Nel frattempo rompete le uova in una ciotola.

Aggiungete i 120 grammi di zucchero e lavorate il composto fino a ottenere una miscela omogenea. Non è necessario montare le uova come per un pan di Spagna: l'obiettivo è amalgamare bene gli ingredienti senza incorporare una quantità eccessiva di aria.

Aggiungete quindi il caffè freddo poco alla volta.

Unite infine il rum e mescolate accuratamente.

A questo punto filtrate il composto attraverso un colino. È un piccolo passaggio che aiuta a ottenere una consistenza più liscia e uniforme, eliminando eventuali residui dell'uovo.

Versate il composto nello stampo contenente il caramello.

Preparate una teglia più grande e sistematevi lo stampo. Versate nella teglia acqua calda fino a raggiungere circa metà dell'altezza dello stampo.

Il dolce deve cuocere a bagnomaria, in forno preriscaldato a circa 160 °C, per indicativamente 45-60 minuti, a seconda delle dimensioni dello stampo e del forno.

Il Caffè in forchetta è pronto quando il centro appare rappreso ma conserva ancora una leggerissima elasticità.

Non bisogna avere fretta. Una temperatura troppo elevata potrebbe far cuocere eccessivamente le uova, producendo una consistenza granulosa anziché liscia e cremosa.

Una volta terminata la cottura, lasciate raffreddare il dolce.

Successivamente trasferitelo in frigorifero per diverse ore. Idealmente dovrebbe riposare tutta la notte.

Al momento di servirlo, passate delicatamente un coltello lungo il bordo dello stampo per staccare il budino. Appoggiate sopra il piatto da portata e capovolgete con un movimento deciso.

Il Caffè in forchetta dovrebbe scivolare fuori lasciando colare sul piatto il suo caramello.

Ed è proprio questo il momento nel quale il dolce rivela completamente la propria natura: una superficie scura e lucida, il profumo del caffè, quello più caldo del rum e la dolcezza del caramello.

Il risultato

La consistenza ideale è compatta ma non dura.

Tagliandone una fetta, il budino dovrebbe mantenere la forma senza sfaldarsi. Al palato deve essere morbido, quasi cremoso, con una forte presenza del caffè bilanciata dalla dolcezza dello zucchero.

Il caramello introduce una nota leggermente amarognola, mentre il rum aggiunge profondità aromatica.

È importante che il caffè non venga nascosto dallo zucchero. Questo dolce nasce proprio dall'equilibrio tra amaro, dolce e aromatico.

Per questo motivo è preferibile utilizzare un caffè espresso o comunque una miscela dal gusto deciso.
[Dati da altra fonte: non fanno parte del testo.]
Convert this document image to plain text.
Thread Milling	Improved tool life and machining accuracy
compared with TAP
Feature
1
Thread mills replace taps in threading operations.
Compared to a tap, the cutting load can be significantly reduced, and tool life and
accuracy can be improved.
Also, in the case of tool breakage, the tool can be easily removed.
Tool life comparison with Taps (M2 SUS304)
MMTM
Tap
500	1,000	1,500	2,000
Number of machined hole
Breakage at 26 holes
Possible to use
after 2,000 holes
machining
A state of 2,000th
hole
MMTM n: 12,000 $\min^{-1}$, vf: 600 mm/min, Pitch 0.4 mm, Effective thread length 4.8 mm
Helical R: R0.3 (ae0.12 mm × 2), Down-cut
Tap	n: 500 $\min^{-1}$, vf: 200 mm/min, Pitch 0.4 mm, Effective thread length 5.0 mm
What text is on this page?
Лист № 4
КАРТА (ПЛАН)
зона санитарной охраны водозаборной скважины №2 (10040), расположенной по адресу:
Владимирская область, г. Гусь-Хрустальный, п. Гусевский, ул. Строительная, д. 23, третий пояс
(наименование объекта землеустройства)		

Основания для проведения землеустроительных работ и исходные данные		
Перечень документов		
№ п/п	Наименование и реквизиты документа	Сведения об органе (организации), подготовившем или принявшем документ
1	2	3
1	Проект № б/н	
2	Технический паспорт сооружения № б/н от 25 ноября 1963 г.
La ricetta tradizionale è già molto semplice e non necessita di grandi modifiche.

È però possibile intervenire sulla personalità del dolce.

Chi desidera un aroma di caffè più marcato può aumentare leggermente la quantità di caffè riducendo proporzionalmente gli altri liquidi.

Per una versione più delicata si può diminuire il rum, mentre chi desidera mantenere un carattere più rustico può utilizzare un rum scuro e aromatico.

Una piccola quantità di scorza d'arancia può creare un interessante contrasto con il caffè, anche se non appartiene alla formulazione tradizionale.

Si può inoltre servire con una piccola quantità di panna montata non zuccherata, ma in questo caso bisogna considerarla un'aggiunta moderna: il Caffè in forchetta tradizionale non ne ha bisogno.

Il primo abbinamento naturale è, paradossalmente, proprio il caffè. Ma bisogna fare attenzione a non scegliere una bevanda troppo intensa, perché il dolce possiede già una forte componente aromatica.

Un espresso leggero o un caffè lungo possono accompagnarlo bene.

Per un abbinamento più elegante si può scegliere un vino liquoroso, servito in piccola quantità. Anche un passito non eccessivamente dolce può funzionare, soprattutto grazie al contrasto con la nota amarognola del caffè.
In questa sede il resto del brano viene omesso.